Jakarta - Kepala Dinas Bina Marga DKI Jakarta Heru Suwondo mengaku sudah memiliki rencana terkait penggunaan aspal atau beton porus sebagai material jalan, untuk mengatasi permasalahan banjir di Jakarta.
Sebagai informasi, aspal porus (porous asphalt) merupakan jenis campuran aspal dengan gradasi terbuka yang memiliki rongga, dirancang agar air hujan dapat meresap ke lapisan bawah, bukan mengalir di permukaan sehingga dapat mengurangi genangan air yang dapat mengakibatkan banjir.
Menurut Heru Suwondo, material aspal ataupun beton porus penyerap air ini sudah digunakan di trotoar ataupun pedestrian sekitar Jakarta.
"Ya ada, jadi ada beton menyerap air, ada aspal menyerap air. Tapi yang misalnya itu sudah digunakan di trotoar," katanya usai mengikuti rapat monitoring dan evaluasi di Gedung DPRD DKI Jakarta pada Rabu, 21 Januari 2026.
Heru tidak memungkiri bahwa material ini memiliki kelebihan, dapat menyerap air sehingga bisa meminimalisir terjadinya banjir di banyak titik wilayah Jakarta.
"Jadi beton-beton porus, aspal juga aspal porus, itu sudah digunakan untuk pembangunan trotoar, dia menyerap (air).

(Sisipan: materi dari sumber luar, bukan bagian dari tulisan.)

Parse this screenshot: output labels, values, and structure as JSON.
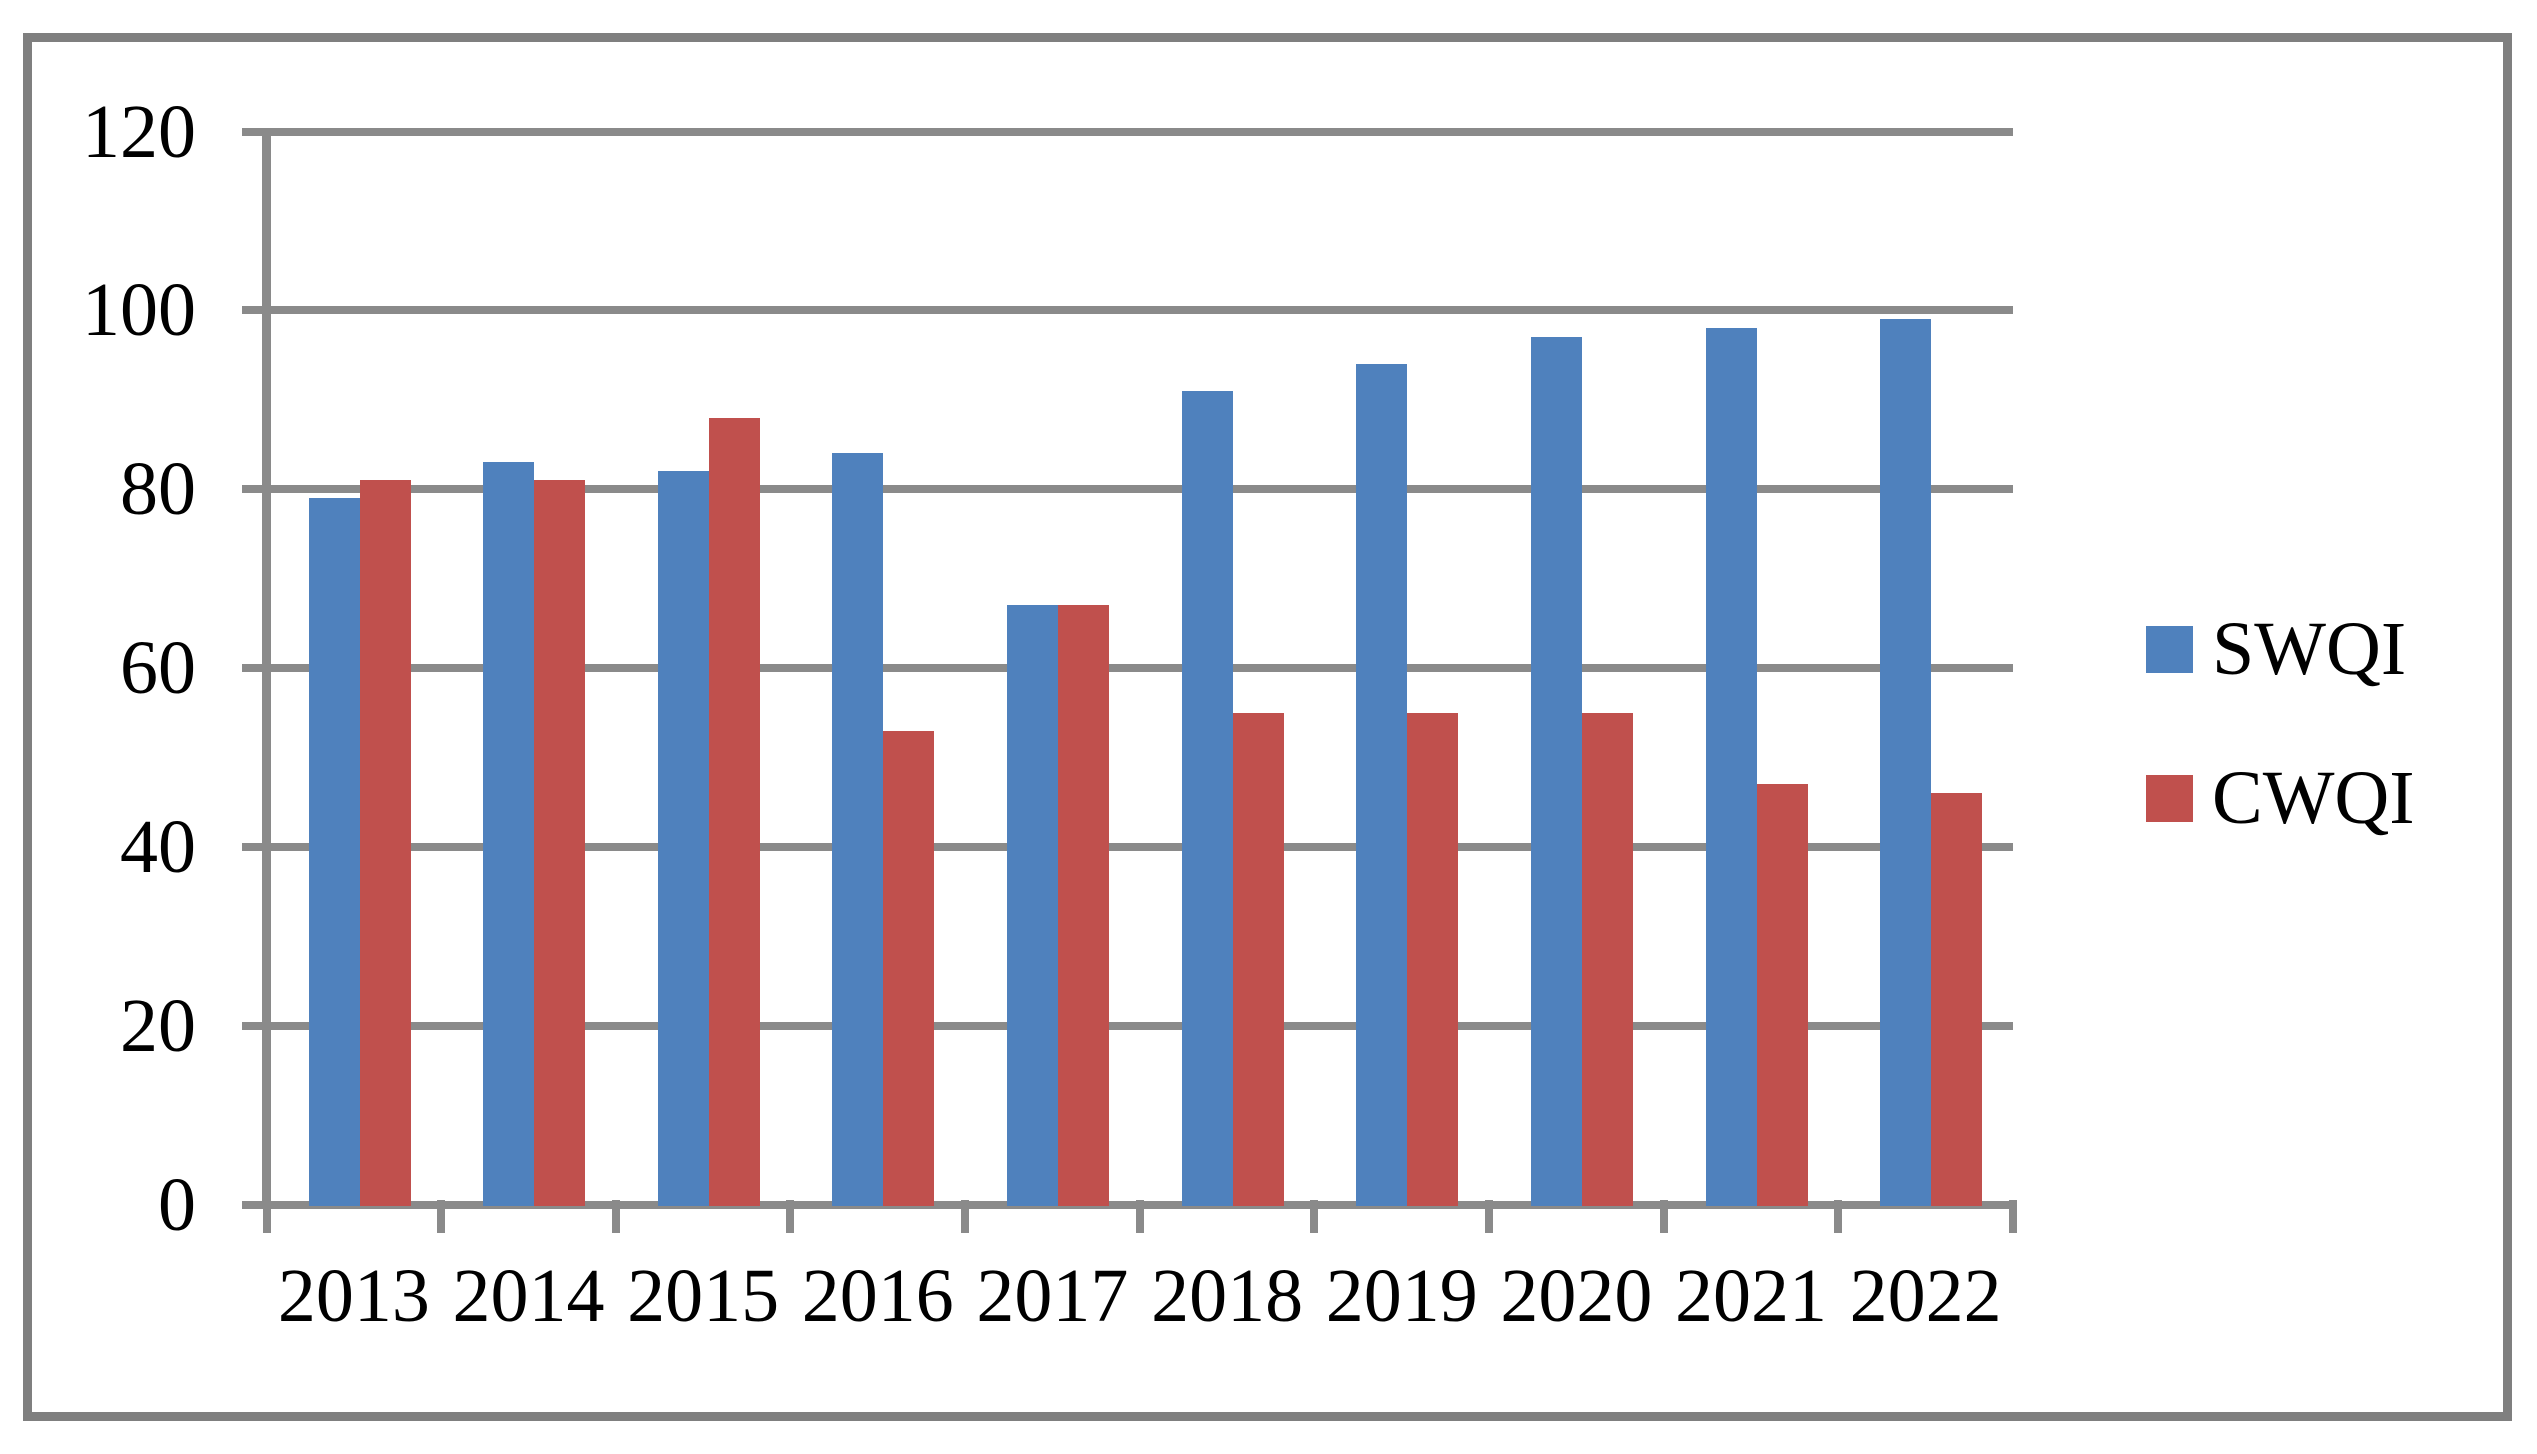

Yang aspal porus juga itu masih percontohan untuk trotoar," ucap dia.
Kepala Dinas Bina Marga DKI Jakarta Heru Suwondo bersama Gubernur DKI Jakarta Pramono Anung. Foto: Instagram/@binamargadki.
Kendati demikian, ide penggunaan aspal porus di wilayah Jakarta ini akan dikaji dari aspek kekuatannya terlebih dahulu, sebelum diimplementasikan penuh.
"Nah, untuk kekuatan digunakan di jalan, ini kita harus lakukan, kita coba. Saya harus melakukan penelitian dulu terhadap kekuatannya. Ya, baik itu yang beton porus, maupun aspal porus," ujarnya.
"Apakah kuat digunakan untuk kendaraan, kuat lalu lintas kendaraan? Itu yang harus kita lakukan. Kekuatannya," ucapnya menambahkan.
Menurut Heru, material aspal yang saat ini digunakan oleh Dinas Bina Marga untuk perbaikan jalan sudah sesuai. Namun, negatifnya apabila terlalu sering terkena limpasan air dan dilintasi kendaraan berat, maka tentu saja berefek, semisal membuat jalanan berlubang.
"Apabila jalan aspal ini sering kerendam, kemudian dilintasi kendaraan, dia akan terjadi segregasi. Di mana, begitu ada daya lekatnya berkurang, kemudian dilintasi terus, dia lepas. Nah, kalau banjir terus dan dilintasi terus, ya akan rusak," ucap Heru Suwondo.
Untuk diketahui, aspal porus sudah banyak dipakai di negara-negara maju seperti Belanda, Spanyol, Belgia, Inggris, Jerman, Jepang, Singapura, Australia, dan Amerika Serikat.